Mike Scott Rohan – Run for the Stars

This is his first book, and completely unlike the others – interestingly, it’s the only one where he published as Mike rather than Michael. It’s fairly standard early 1980s if-this-goes-on SF – the Cold War became hot, the Earth is run by a hereditary bureaucracy, and the Big Bad polity is “the African junta”. Pleasantly, though, the only dark-skinned characters we see are good guys.

What it most reminded me of, from the blurb, is McCaffrey’s Decision at Doona – brave throwbacks escape a crowded, repressed, enervated Earth for the stars. It’s not a fair comparison, though, and not only because it’s very much a 1980s vision of the future rather than a 1960s one – the focus of Run for the Stars is almost entirely on the preparations to leave, and on opposing the evil bureaucracy who don’t understand the Importance Of Space, and they don’t even get to the colony planet before the end of the book.
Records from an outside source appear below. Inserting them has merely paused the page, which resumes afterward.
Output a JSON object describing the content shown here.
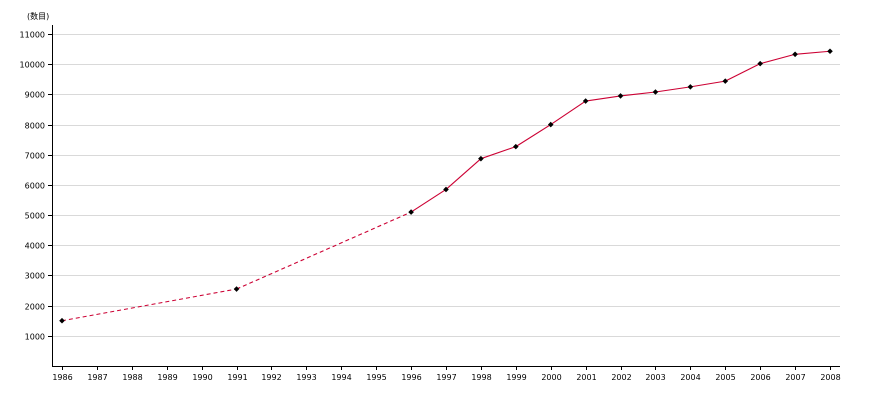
{
  "chart_data": {
    "type": "line",
    "unit_label": "(数目)",
    "x": [
      1986,
      1987,
      1988,
      1989,
      1990,
      1991,
      1992,
      1993,
      1994,
      1995,
      1996,
      1997,
      1998,
      1999,
      2000,
      2001,
      2002,
      2003,
      2004,
      2005,
      2006,
      2007,
      2008
    ],
    "x_tick_labels": [
      "1986",
      "1987",
      "1988",
      "1989",
      "1990",
      "1991",
      "1992",
      "1993",
      "1994",
      "1995",
      "1996",
      "1997",
      "1998",
      "1999",
      "2000",
      "2001",
      "2002",
      "2003",
      "2004",
      "2005",
      "2006",
      "2007",
      "2008"
    ],
    "y_ticks": [
      1000,
      2000,
      3000,
      4000,
      5000,
      6000,
      7000,
      8000,
      9000,
      10000,
      11000
    ],
    "y_tick_labels": [
      "1000",
      "2000",
      "3000",
      "4000",
      "5000",
      "6000",
      "7000",
      "8000",
      "9000",
      "10000",
      "11000"
    ],
    "ylim": [
      0,
      11300
    ],
    "grid": true,
    "series": [
      {
        "points": [
          [
            1986,
            1500
          ],
          [
            1991,
            2550
          ],
          [
            1996,
            5100
          ],
          [
            1997,
            5850
          ],
          [
            1998,
            6870
          ],
          [
            1999,
            7270
          ],
          [
            2000,
            8000
          ],
          [
            2001,
            8780
          ],
          [
            2002,
            8950
          ],
          [
            2003,
            9080
          ],
          [
            2004,
            9250
          ],
          [
            2005,
            9440
          ],
          [
            2006,
            10020
          ],
          [
            2007,
            10330
          ],
          [
            2008,
            10430
          ]
        ],
        "dashed_before": 1996,
        "color": "#cc0033",
        "marker_color": "#000000"
      }
    ]
  }
}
It’s also a first contact novel of sorts, though the only contact they have is a short exchange of maser-radio messages and a couple of missiles. It’s a downbeat sort of book, given that the take-home message seems to be that civilizations decay and change, and that alien governments can be paranoid and evil too. Pleasantly, though, we have sympathetically drawn pacifist characters (religious pacifist, at that) and the one space battle is to preserve rather than to destroy.

Overall verdict: slight, but interesting enough.